U.S. consumer spending rises in November; monthly inflation subsides
The Hindu
U.S. consumer spending rises in November, leading to fewer projected interest rate cuts by the Federal Reserve in 2025.
U.S. consumer spending increased in November, underscoring the economy's enduring strength, which prompted the Federal Reserve this week to project fewer interest rate cuts in 2025 than it had three months ago.
Consumer spending, which accounts for more than two-thirds of U.S. economic activity, rose 0.4% last month after a downwardly revised 0.3% gain in October, the Commerce Department's Bureau of Economic Analysis reported on Friday.
Economists polled by Reuters had forecast consumer spending advancing 0.5% after a previously reported 0.4% rise in October.
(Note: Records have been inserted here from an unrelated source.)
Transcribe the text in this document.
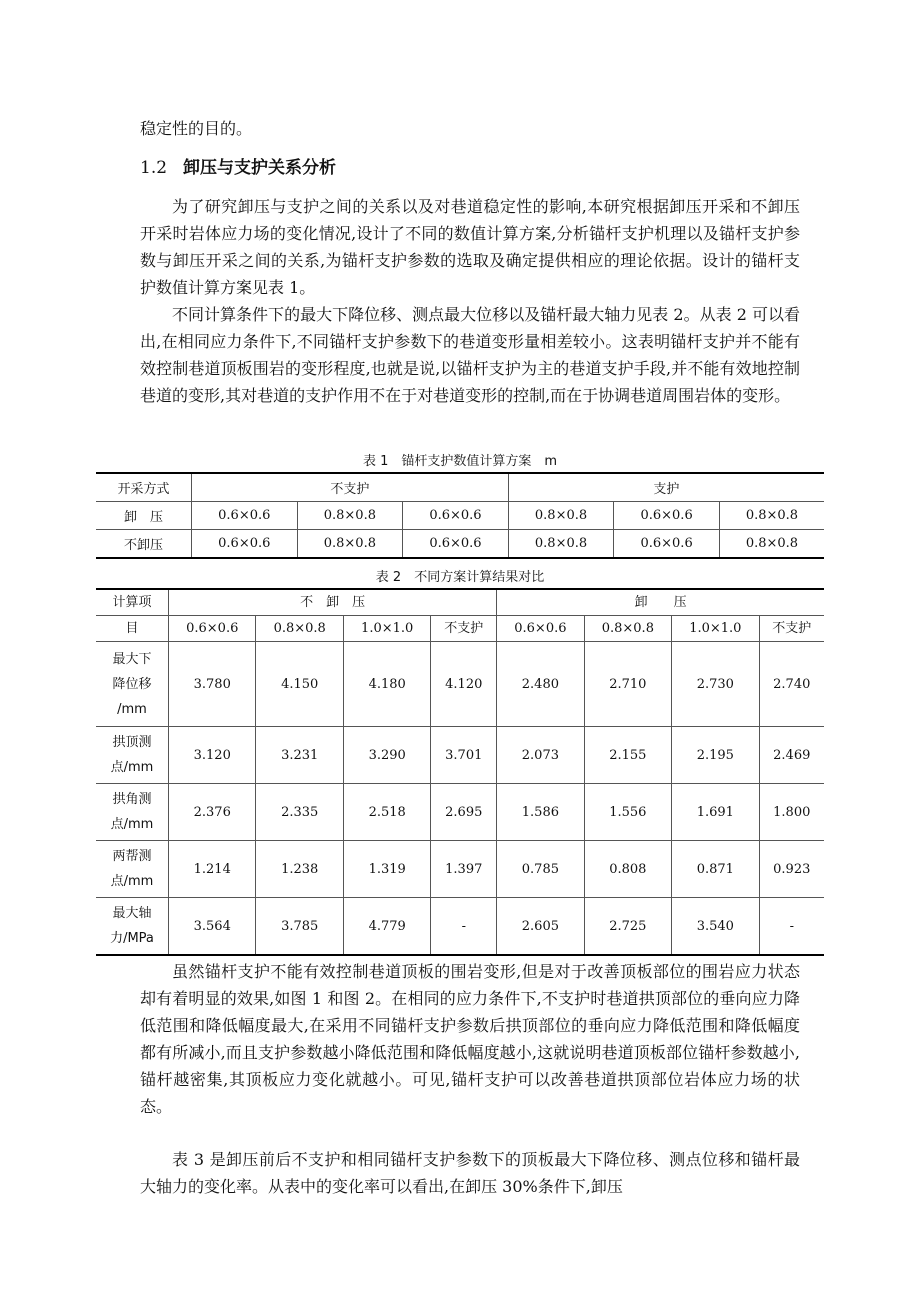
稳定性的目的。

1.2 卸压与支护关系分析

为了研究卸压与支护之间的关系以及对巷道稳定性的影响,本研究根据卸压开采和不卸压开采时岩体应力场的变化情况,设计了不同的数值计算方案,分析锚杆支护机理以及锚杆支护参数与卸压开采之间的关系,为锚杆支护参数的选取及确定提供相应的理论依据。设计的锚杆支护数值计算方案见表 1。

不同计算条件下的最大下降位移、测点最大位移以及锚杆最大轴力见表 2。从表 2 可以看出,在相同应力条件下,不同锚杆支护参数下的巷道变形量相差较小。这表明锚杆支护并不能有效控制巷道顶板围岩的变形程度,也就是说,以锚杆支护为主的巷道支护手段,并不能有效地控制巷道的变形,其对巷道的支护作用不在于对巷道变形的控制,而在于协调巷道周围岩体的变形。

表 1　锚杆支护数值计算方案　m
开采方式	不支护			支护		
卸　压	0.6×0.6	0.8×0.8	0.6×0.6	0.8×0.8	0.6×0.6	0.8×0.8
不卸压	0.6×0.6	0.8×0.8	0.6×0.6	0.8×0.8	0.6×0.6	0.8×0.8
表 2　不同方案计算结果对比
计算项	不　卸　压				卸　　压			
目	0.6×0.6	0.8×0.8	1.0×1.0	不支护	0.6×0.6	0.8×0.8	1.0×1.0	不支护

最大下
降位移
/mm	3.780	4.150	4.180	4.120	2.480	2.710	2.730	2.740

拱顶测
点/mm	3.120	3.231	3.290	3.701	2.073	2.155	2.195	2.469

拱角测
点/mm	2.376	2.335	2.518	2.695	1.586	1.556	1.691	1.800

两帮测
点/mm	1.214	1.238	1.319	1.397	0.785	0.808	0.871	0.923

最大轴
力/MPa	3.564	3.785	4.779	-	2.605	2.725	3.540	-

虽然锚杆支护不能有效控制巷道顶板的围岩变形,但是对于改善顶板部位的围岩应力状态却有着明显的效果,如图 1 和图 2。在相同的应力条件下,不支护时巷道拱顶部位的垂向应力降低范围和降低幅度最大,在采用不同锚杆支护参数后拱顶部位的垂向应力降低范围和降低幅度都有所减小,而且支护参数越小降低范围和降低幅度越小,这就说明巷道顶板部位锚杆参数越小,锚杆越密集,其顶板应力变化就越小。可见,锚杆支护可以改善巷道拱顶部位岩体应力场的状态。

表 3 是卸压前后不支护和相同锚杆支护参数下的顶板最大下降位移、测点位移和锚杆最大轴力的变化率。从表中的变化率可以看出,在卸压 30%条件下,卸压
Robust consumer spending helped to propel the economy to a 3.1% annualized growth rate in the third quarter after a 3.0% pace of expansion in the April-June quarter.
Economists are expecting only a modest slowdown in consumer spending this quarter after it surged at a 3.7% pace in the July-September quarter, the fastest in 1-1/2 years.
The Atlanta Federal Reserve is currently forecasting gross domestic product increasing at a 3.2% rate in the fourth quarter. Fed Chair Jerome Powell on Wednesday described the economy as having "just been remarkable," adding "I feel very good about ... the performance of the economy and we want to keep that going."
The U.S. central bank on Wednesday cut its benchmark overnight interest rate by 25 basis points to the 4.25%-4.50% range. It forecast only two rate reductions in 2025, in a nod to the economy's continued resilience and still-high inflation.
In September, Fed officials had forecast four quarter-point rate cuts next year. The shallower rate cut path in the latest projections also reflected uncertainty over policies from President-elect Donald Trump's incoming administration, including tariffs on imported goods, tax cuts and mass deportations of undocumented immigrants, which economists have warned would be inflationary.